The title page of the single issue of HaEshkol, which also included a call by Rabbi Meir Shapira on the occasion of the Siyum of Tractate Pesachim and the beginning of the study of Tractate Shekalim, is reproduced in Rabbi Katzman’s study.

In 1931, when the second cycle of the Daf Yomi study began, the religious monthly Yavneh, which had been founded in Lvov in 1929 and to which Rabbi Meir Shapira and other important Polish rabbis contributed, began to publish a special supplement of notes, Chiddushim and elucidations relating to the Daf Yomi.

The editor, R. Shlomo Zalman Shapira, a relative of Rabbi Meir Shapira, wrote about the necessity of establishing a special platform for the Daf Yomi. “Now that the study of Daf Yomi has been accepted in the lands of the diaspora as well as the Land of Israel,” he stated, “and that the Siyum of the first cycle has been started with great enthusiasm, the establishment of a special platform to carry the echo of the worldwide Daf Yomi study has become a necessity.
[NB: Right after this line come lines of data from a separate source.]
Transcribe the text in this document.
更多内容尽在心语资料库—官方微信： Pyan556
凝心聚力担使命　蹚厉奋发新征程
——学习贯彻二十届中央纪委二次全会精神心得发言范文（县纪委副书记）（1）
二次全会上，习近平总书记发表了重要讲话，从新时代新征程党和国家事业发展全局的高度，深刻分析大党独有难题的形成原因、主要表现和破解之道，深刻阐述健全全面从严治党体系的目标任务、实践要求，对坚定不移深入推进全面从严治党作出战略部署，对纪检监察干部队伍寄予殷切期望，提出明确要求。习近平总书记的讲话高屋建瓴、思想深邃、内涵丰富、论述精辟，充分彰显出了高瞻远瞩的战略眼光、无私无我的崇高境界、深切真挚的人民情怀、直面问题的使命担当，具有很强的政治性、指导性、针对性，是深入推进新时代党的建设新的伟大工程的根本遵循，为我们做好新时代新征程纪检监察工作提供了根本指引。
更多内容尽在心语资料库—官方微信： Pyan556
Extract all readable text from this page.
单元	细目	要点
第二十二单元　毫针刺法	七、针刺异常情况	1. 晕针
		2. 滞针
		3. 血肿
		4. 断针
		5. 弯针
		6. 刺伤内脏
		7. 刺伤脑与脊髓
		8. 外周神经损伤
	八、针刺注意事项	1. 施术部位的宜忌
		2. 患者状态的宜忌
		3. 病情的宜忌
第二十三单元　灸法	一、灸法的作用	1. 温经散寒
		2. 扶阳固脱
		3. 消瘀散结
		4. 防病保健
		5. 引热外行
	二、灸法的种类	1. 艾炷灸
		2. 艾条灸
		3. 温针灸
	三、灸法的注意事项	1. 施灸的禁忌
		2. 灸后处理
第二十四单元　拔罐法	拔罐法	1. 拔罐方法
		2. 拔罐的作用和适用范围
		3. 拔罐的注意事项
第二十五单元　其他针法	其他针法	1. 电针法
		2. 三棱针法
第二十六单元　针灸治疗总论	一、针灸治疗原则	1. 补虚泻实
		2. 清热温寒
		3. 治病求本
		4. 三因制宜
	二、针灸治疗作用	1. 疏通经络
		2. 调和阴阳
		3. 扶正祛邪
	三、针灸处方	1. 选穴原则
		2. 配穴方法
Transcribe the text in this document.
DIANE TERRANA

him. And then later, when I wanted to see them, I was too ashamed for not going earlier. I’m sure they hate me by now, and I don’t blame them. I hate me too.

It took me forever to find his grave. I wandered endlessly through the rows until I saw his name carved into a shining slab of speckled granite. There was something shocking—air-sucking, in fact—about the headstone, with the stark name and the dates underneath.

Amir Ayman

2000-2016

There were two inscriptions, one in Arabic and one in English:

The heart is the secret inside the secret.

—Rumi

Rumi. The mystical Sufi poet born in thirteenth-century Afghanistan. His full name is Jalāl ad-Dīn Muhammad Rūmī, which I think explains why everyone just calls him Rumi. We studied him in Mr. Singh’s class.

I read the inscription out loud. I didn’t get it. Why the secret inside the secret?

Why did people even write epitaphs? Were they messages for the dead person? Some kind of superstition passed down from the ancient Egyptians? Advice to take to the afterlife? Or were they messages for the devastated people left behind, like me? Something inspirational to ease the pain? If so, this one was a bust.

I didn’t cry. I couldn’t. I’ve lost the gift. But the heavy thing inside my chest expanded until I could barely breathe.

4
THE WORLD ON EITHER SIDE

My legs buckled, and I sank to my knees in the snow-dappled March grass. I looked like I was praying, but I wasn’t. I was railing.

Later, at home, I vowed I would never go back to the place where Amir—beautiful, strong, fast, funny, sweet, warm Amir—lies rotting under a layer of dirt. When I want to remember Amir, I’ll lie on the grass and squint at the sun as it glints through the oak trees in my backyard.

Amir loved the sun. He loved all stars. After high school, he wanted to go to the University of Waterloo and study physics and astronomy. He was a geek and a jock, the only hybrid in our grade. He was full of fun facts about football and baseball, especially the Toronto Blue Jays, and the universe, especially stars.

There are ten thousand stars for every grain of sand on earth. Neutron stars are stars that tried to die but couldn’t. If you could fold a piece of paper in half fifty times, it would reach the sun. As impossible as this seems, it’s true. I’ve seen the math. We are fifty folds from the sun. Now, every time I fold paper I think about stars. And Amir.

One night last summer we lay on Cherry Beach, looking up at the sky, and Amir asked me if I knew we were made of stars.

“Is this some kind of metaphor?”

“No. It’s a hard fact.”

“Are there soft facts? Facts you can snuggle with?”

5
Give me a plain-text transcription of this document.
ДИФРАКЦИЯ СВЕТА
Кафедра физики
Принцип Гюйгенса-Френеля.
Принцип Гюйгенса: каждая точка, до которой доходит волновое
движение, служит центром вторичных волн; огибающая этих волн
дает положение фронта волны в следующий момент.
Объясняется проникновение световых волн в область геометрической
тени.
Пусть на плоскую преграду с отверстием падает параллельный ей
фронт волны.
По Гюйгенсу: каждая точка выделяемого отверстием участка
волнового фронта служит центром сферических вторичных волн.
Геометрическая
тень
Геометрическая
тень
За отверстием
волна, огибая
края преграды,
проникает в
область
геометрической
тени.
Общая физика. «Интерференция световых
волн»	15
This platform will broaden,deepen and enrich the study of the Daf Yomi with new lofty ideas, original Chiddushim and helpful elucidations, which will be of great help to Daf Yomi students.

The first issueof Yavneh carrying the supplement appeared in Nissan 5691 (1931). In that issue Rabbi Meir Shapira, Rabbi Aharon Lewin of Rzeszow and Rabbi Yehoshua Yolles of Stryi published short notes on Aggadah and Halacha. Rabbi Moshe Chaim Lau of Presov (later of Piotrkow) contributed ethical reflections on the beginning of Tractate Berachot. Rabbis and Lomdim ofthe U.S. and of Poland were also among the contributors. There was a section devoted to Torah riddles and there were articles about the importance of the Daf Yomi and the concept of studying Torah in groups.

This was the next-to-the-last-issue of Yavneh, which ceased publication after the following issue.